I didn’t even mind going out to the well before I bedded down, to get water to flush the toilet. And I remembered to step over – not on – the box of baby chicks Susanne put in the kitchen to keep them safe from predators at night. I also remembered to close the door tightly to keep the skunks out – and probably the ostriches and the armadillos too. I’m not kidding.
Juan and the equally well-educated and well-traveled Susanne have made a conscious choice to keep modernization at bay, in order to preserve the traditional life of the Uruguayian cattle ranch. When Dharma is old enough to go to school, she’ll ride a pony, not a school bus. Although they could choose to allow technology to make their lives easier, they won’t – what they have is too precious to them and ultimately, to their guests.
If you’re thinking a stay at the Panagea doesn’t sound much like a rest, you’re right. It wasn’t. While I would certainly have been welcome to loll around the ranch and read a book all day, I’d have been missing the point – and most of the fun.
One of the guests Juan and Susanne often speak of was a city guy who came, planning to spend a week. Obviously stressed but reluctant to talk about his personal issues, the guest threw himself into the work and the life of the ranch. One week stretched into two, then three, then four. In the end, the man stayed for six months.
Says Susanne, “We never knew what had been wrong, but as the weeks passed, we could see him relax and knew he was feeling better. Whatever he was looking for, he seemed to find it.” I understand what he found because I found it too.

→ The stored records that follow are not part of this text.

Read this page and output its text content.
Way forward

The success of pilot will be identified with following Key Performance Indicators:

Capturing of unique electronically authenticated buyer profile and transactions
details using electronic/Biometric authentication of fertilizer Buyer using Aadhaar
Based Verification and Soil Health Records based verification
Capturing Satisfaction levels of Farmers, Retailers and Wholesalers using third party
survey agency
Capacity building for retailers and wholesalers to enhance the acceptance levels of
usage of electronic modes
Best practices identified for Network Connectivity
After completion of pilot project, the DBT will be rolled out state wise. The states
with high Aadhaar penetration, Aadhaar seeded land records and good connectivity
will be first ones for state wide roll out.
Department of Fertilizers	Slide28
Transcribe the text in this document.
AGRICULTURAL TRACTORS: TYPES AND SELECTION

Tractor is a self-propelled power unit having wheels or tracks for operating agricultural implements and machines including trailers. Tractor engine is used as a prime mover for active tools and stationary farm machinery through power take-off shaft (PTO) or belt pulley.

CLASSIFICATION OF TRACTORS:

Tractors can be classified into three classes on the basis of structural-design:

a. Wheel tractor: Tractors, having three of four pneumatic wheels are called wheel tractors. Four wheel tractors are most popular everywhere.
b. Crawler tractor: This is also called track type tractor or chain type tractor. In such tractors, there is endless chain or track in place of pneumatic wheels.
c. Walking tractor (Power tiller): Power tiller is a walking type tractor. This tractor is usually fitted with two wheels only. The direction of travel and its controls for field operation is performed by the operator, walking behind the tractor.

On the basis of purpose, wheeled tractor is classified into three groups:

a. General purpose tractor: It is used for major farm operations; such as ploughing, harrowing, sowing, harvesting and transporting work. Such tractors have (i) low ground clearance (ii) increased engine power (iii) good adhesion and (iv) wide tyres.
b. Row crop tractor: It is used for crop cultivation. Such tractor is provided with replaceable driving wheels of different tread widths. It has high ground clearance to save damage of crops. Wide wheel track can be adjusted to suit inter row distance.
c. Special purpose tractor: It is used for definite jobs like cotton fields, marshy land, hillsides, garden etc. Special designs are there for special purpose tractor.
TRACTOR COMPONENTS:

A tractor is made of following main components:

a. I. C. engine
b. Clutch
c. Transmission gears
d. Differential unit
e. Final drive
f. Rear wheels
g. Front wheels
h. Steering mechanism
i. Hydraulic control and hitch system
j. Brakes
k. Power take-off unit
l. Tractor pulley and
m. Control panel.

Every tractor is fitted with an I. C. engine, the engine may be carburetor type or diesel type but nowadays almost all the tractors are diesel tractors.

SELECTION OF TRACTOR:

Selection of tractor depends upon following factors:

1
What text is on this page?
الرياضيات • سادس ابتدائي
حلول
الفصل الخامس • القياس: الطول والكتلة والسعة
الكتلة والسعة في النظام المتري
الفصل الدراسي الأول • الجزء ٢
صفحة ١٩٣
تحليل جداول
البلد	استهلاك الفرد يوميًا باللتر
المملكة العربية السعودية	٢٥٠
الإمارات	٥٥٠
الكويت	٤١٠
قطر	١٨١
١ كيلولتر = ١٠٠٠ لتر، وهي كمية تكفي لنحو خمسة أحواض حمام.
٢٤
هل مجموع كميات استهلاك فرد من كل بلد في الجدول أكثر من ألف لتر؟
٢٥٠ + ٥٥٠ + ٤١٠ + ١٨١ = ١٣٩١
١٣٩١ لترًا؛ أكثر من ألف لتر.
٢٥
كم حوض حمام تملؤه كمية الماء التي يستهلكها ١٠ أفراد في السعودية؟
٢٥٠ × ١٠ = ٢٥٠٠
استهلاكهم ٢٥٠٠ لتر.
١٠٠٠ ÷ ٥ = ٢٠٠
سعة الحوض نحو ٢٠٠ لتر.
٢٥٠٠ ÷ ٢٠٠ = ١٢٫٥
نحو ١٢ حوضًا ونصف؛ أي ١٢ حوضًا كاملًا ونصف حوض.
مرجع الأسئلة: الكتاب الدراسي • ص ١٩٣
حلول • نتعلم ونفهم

A stay at the Panagea is a rare opportunity to leave behind the usual worries, responsibilities and concerns of our everyday, far-too-wired lives. More importantly, it’s a chance to test your abilities and stretch yourself far beyond your normal limits. Can you saddle up and ride – with personality and confidence? Can you work with your hands instead of your computer? Can you master your fears of horses, of cattle and perhaps, of failure itself?
At the Panagea, believe me, you can and you will.